Buster’s got soul, but really…

Buster’s got soul, but really… 2017-03-17T20:12:00+00:00

So, Buster is sitting at the piano, pounding away and singing. I can’t hear what he’s crooning, because he’s on the other side of the house, but it sounds pretty good.

A few minutes later he comes in and says, “I’m gonna make ‘Sexual Healing’ more soulful.”

I did a spit-take (tea all over the screen) and peered at him over my glasses: “Umm…You’re going to be more soulful than Marvin Gaye?”

“Yeah,” he said. “Why not?”

“Buster,” I sighed. “No one can have more soul than Marvin Gaye. Not even Barry White has more soul than Marvin Gaye. And besides, his father shot him. That automatically means no one can remake his songs.”

“Is that how he died?” Buster asked, wide-eyed and wondering briefly if his own father still had his hunting rifle. “That doesn’t make him have more soul than me!” He said.

I hate to destroy a kid’s dreams, but this time I really had to put my foot down and make him face reality. Buster has a good voice. He’s a multi-culti mongrel who can claim Irish, Italian, Scots, German and yes, a bit of African ancestry and yeah, he’s got a little bit of soul…but I couldn’t allow him to continue deluding himself that he could improve on Marvin Gaye.

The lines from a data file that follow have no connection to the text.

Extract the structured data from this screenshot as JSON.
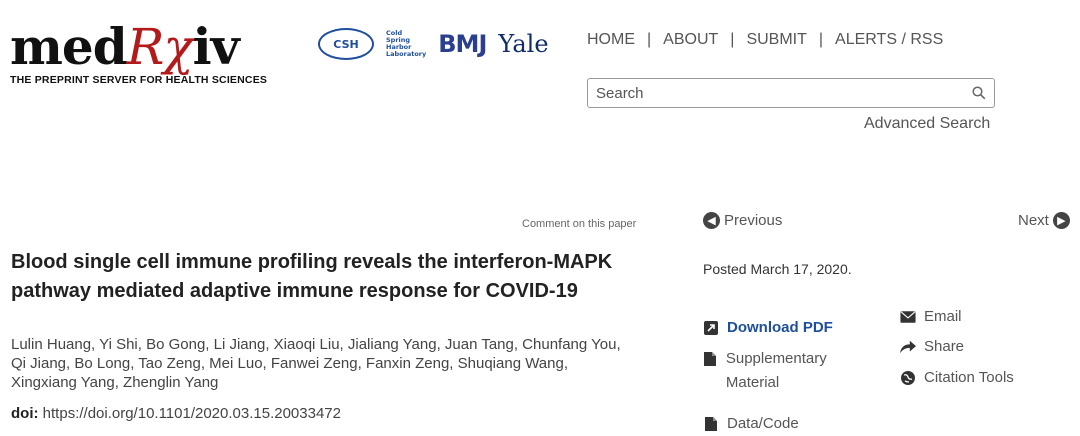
{
  "logo": {
    "word_prefix": "med",
    "word_rx": "Rχ",
    "word_suffix": "iv",
    "tagline": "THE PREPRINT SERVER FOR HEALTH SCIENCES"
  },
  "partners": {
    "csh": "CSH",
    "csh_words": [
      "Cold",
      "Spring",
      "Harbor",
      "Laboratory"
    ],
    "bmj": "BMJ",
    "yale": "Yale"
  },
  "nav": {
    "home": "HOME",
    "about": "ABOUT",
    "submit": "SUBMIT",
    "alerts": "ALERTS / RSS",
    "sep": "|"
  },
  "search": {
    "placeholder": "Search",
    "advanced": "Advanced Search"
  },
  "article": {
    "comment": "Comment on this paper",
    "title": "Blood single cell immune profiling reveals the interferon-MAPK pathway mediated adaptive immune response for COVID-19",
    "authors": "Lulin Huang, Yi Shi, Bo Gong, Li Jiang, Xiaoqi Liu, Jialiang Yang, Juan Tang, Chunfang You, Qi Jiang, Bo Long, Tao Zeng, Mei Luo, Fanwei Zeng, Fanxin Zeng, Shuqiang Wang, Xingxiang Yang, Zhenglin Yang",
    "doi_label": "doi:",
    "doi_value": "https://doi.org/10.1101/2020.03.15.20033472"
  },
  "sidebar": {
    "previous": "Previous",
    "next": "Next",
    "posted": "Posted March 17, 2020.",
    "download_pdf": "Download PDF",
    "supplementary": "Supplementary Material",
    "data_code": "Data/Code",
    "email": "Email",
    "share": "Share",
    "citation_tools": "Citation Tools"
  },
  "colors": {
    "brand_red": "#b31b1b",
    "link_blue": "#1f4f9c"
  },
  "icons": {
    "search": "magnifier-icon",
    "prev": "arrow-left-circle-icon",
    "next": "arrow-right-circle-icon",
    "pdf": "pdf-icon",
    "file": "file-icon",
    "email": "envelope-icon",
    "share": "share-arrow-icon",
    "cite": "globe-icon"
  }
}
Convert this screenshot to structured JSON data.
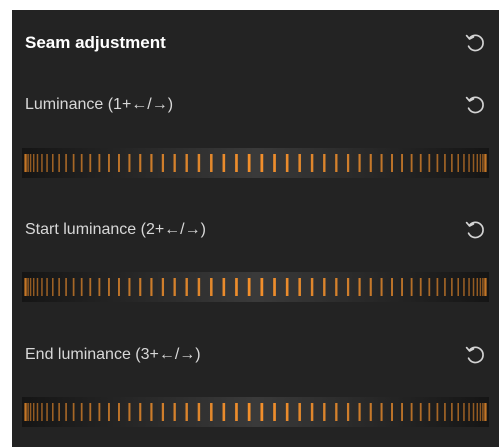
{
  "panel": {
    "title": "Seam adjustment",
    "reset_icon": "reset-rotate-icon",
    "accent_color": "#f5912c",
    "background_color": "#232323"
  },
  "controls": [
    {
      "label": "Luminance (1+←/→)",
      "reset_icon": "reset-rotate-icon"
    },
    {
      "label": "Start luminance (2+←/→)",
      "reset_icon": "reset-rotate-icon"
    },
    {
      "label": "End luminance (3+←/→)",
      "reset_icon": "reset-rotate-icon"
    }
  ]
}
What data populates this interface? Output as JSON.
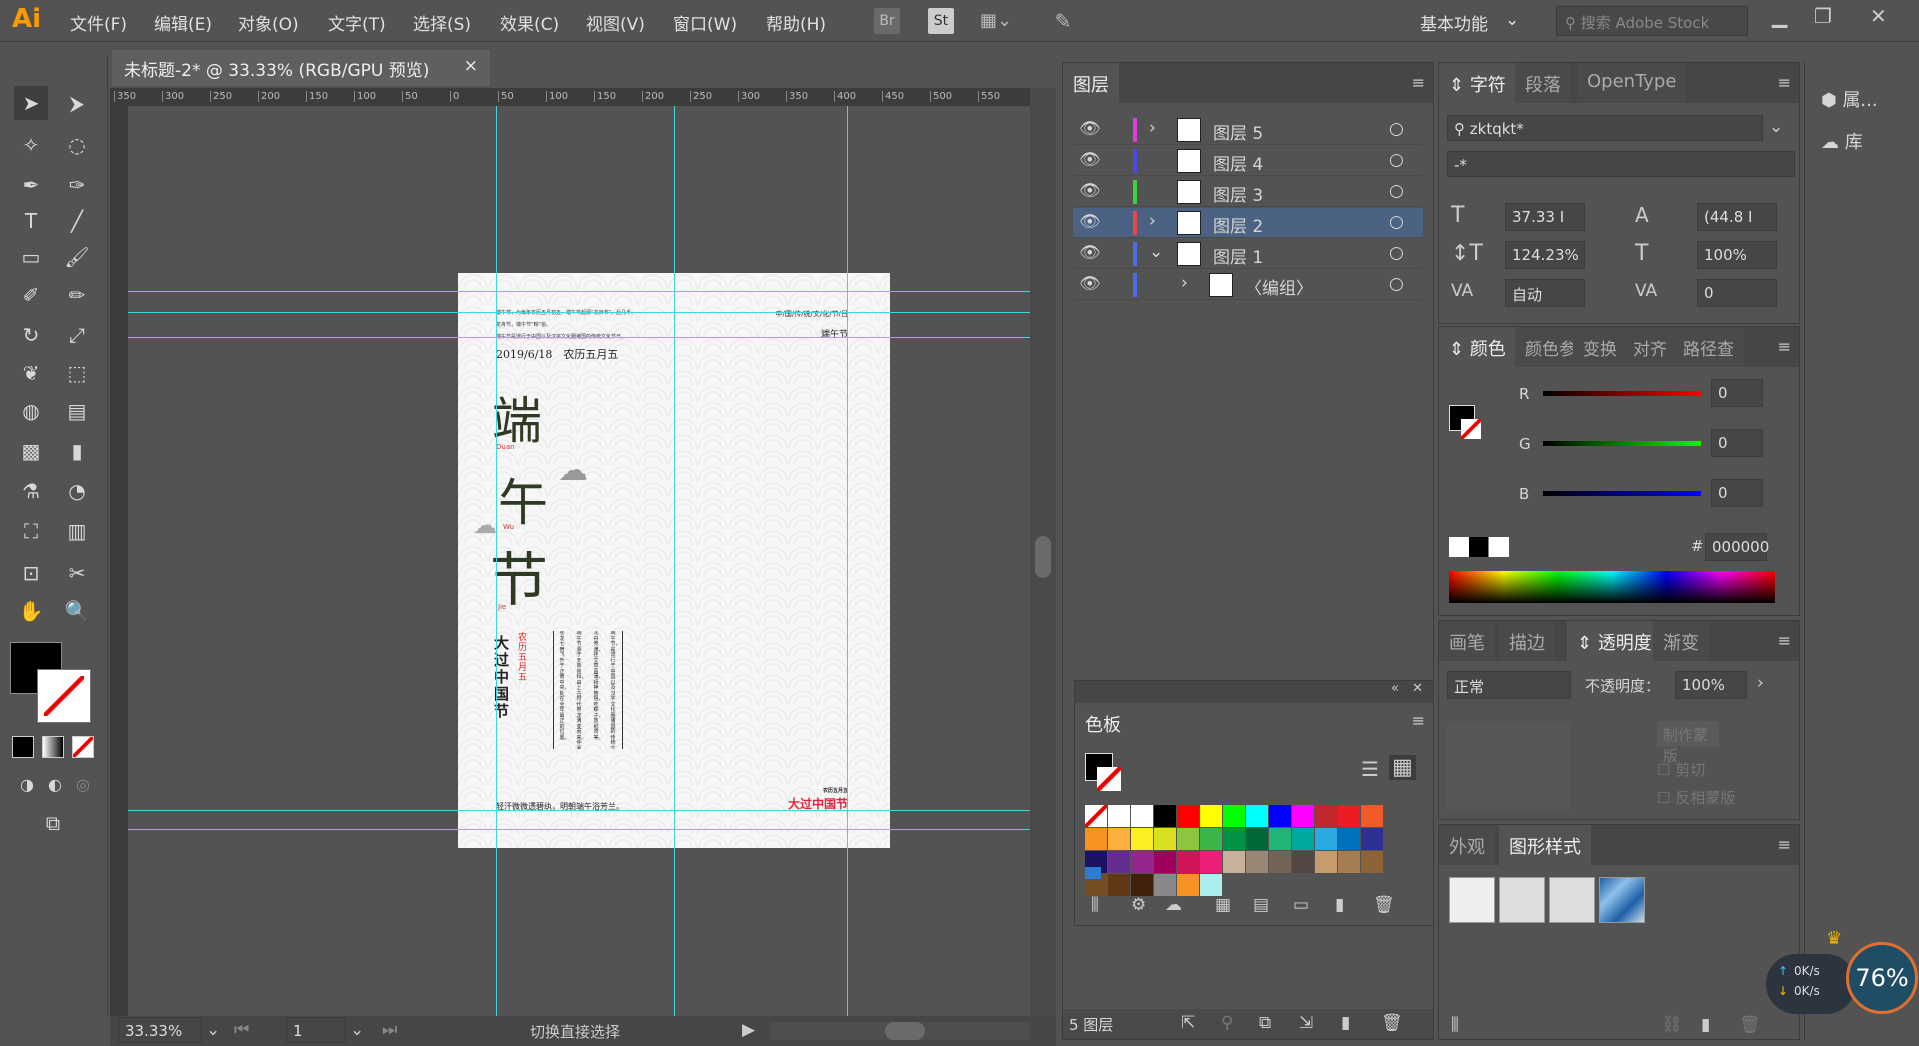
{
  "app": {
    "logo": "Ai",
    "menus": [
      "文件(F)",
      "编辑(E)",
      "对象(O)",
      "文字(T)",
      "选择(S)",
      "效果(C)",
      "视图(V)",
      "窗口(W)",
      "帮助(H)"
    ],
    "bridge": "Br",
    "stock": "St",
    "workspace": "基本功能",
    "search_placeholder": "搜索 Adobe Stock"
  },
  "document": {
    "tab_title": "未标题-2* @ 33.33% (RGB/GPU 预览)",
    "close": "×",
    "ruler_ticks": [
      "350",
      "300",
      "250",
      "200",
      "150",
      "100",
      "50",
      "0",
      "50",
      "100",
      "150",
      "200",
      "250",
      "300",
      "350",
      "400",
      "450",
      "500",
      "550"
    ]
  },
  "artboard": {
    "intro_lines": [
      "端午节，为每年农历五月初五。端午节起源“龙日节”，后几千。",
      "龙舟节，端午节“粽”俗。",
      "端午节是流行于中国以及汉字文化圈诸国的传统文化节日。"
    ],
    "top_right_line": "中/国/传/统/文/化/节/日",
    "top_right_title": "端午节",
    "date": "2019/6/18　农历五月五",
    "big_chars": [
      "端",
      "午",
      "节"
    ],
    "pinyin": [
      "Duan",
      "Wu",
      "Jie"
    ],
    "vertical_title": "大过中国节",
    "vertical_red": "农历五月五",
    "columns": [
      "端午节，是流行于中国以及汉字文化圈诸国的传统文化节日，",
      "龙舟竞渡、挂艾草菖蒲、拜神祭祖、吃粽子、放纸鸢等。",
      "端午节源于天象崇拜，由上古时代祭龙演变而来。仲夏端午，",
      "苍龙七宿飞升于正南中央，处在全年最正的位置。"
    ],
    "bottom_poem": "轻汗微微透碧纨，明朝端午浴芳兰。",
    "bottom_small": "农历五月五",
    "bottom_red": "大过中国节"
  },
  "status": {
    "zoom": "33.33%",
    "artboard_num": "1",
    "tool_hint": "切换直接选择"
  },
  "layers": {
    "tab": "图层",
    "rows": [
      {
        "name": "图层 5",
        "color": "#e23cdc",
        "expand": "›"
      },
      {
        "name": "图层 4",
        "color": "#4b4be8",
        "expand": ""
      },
      {
        "name": "图层 3",
        "color": "#3cd23c",
        "expand": ""
      },
      {
        "name": "图层 2",
        "color": "#e84848",
        "expand": "›",
        "selected": true
      },
      {
        "name": "图层 1",
        "color": "#4b6ee8",
        "expand": "⌄"
      },
      {
        "name": "〈编组〉",
        "color": "#4b6ee8",
        "expand": "›"
      }
    ],
    "count": "5 图层"
  },
  "character": {
    "tabs": [
      "字符",
      "段落",
      "OpenType"
    ],
    "font": "zktqkt*",
    "style": "-*",
    "size": "37.33 I",
    "leading": "(44.8 I",
    "vscale": "124.23%",
    "hscale": "100%",
    "kerning": "自动",
    "tracking": "0"
  },
  "color": {
    "tabs": [
      "颜色",
      "颜色参",
      "变换",
      "对齐",
      "路径查"
    ],
    "r": "0",
    "g": "0",
    "b": "0",
    "hex_label": "#",
    "hex": "000000"
  },
  "transparency": {
    "tabs": [
      "画笔",
      "描边",
      "透明度",
      "渐变"
    ],
    "mode": "正常",
    "opacity_label": "不透明度：",
    "opacity": "100%",
    "make_mask": "制作蒙版",
    "clip": "剪切",
    "invert": "反相蒙版"
  },
  "appearance": {
    "tabs": [
      "外观",
      "图形样式"
    ]
  },
  "swatches": {
    "tab": "色板",
    "colors": [
      "#ffffff",
      "#ffffff",
      "#ffffff",
      "#000000",
      "#ff0000",
      "#ffff00",
      "#00ff00",
      "#00ffff",
      "#0000ff",
      "#ff00ff",
      "#c1272d",
      "#ed1c24",
      "#f15a24",
      "#f7931e",
      "#fbb03b",
      "#fcee21",
      "#d9e021",
      "#8cc63f",
      "#39b54a",
      "#009245",
      "#006837",
      "#22b573",
      "#00a99d",
      "#29abe2",
      "#0071bc",
      "#2e3192",
      "#1b1464",
      "#662d91",
      "#93278f",
      "#9e005d",
      "#d4145a",
      "#ed1e79",
      "#c7b299",
      "#998675",
      "#736357",
      "#534741",
      "#c69c6d",
      "#a67c52",
      "#8c6239",
      "#754c24",
      "#603813",
      "#42210b",
      "#888888",
      "#f7931e",
      "#aee"
    ]
  },
  "right_dock": {
    "properties": "属...",
    "libraries": "库"
  },
  "widget": {
    "up": "0K/s",
    "down": "0K/s",
    "percent": "76%"
  }
}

“There’s lots of blue-eyed soul singers,” he smiled that killer grin.

“You have brown eyes.”

“Hey, all the best soul singers have brown eyes!”

He’s been listening to a lot of Ray Charles, a lot of Bill Withers, Lou Rawls and Stevie Wonder – but only Marvin has stirred his soul to this extent.

Meanwhile, I’m going to haul out some of my old Joe Williams albums and let him listen to that astounding artist. He was a jazz singer, but I’m gonna make him listen, anyway.

It’s going to be an interesting year.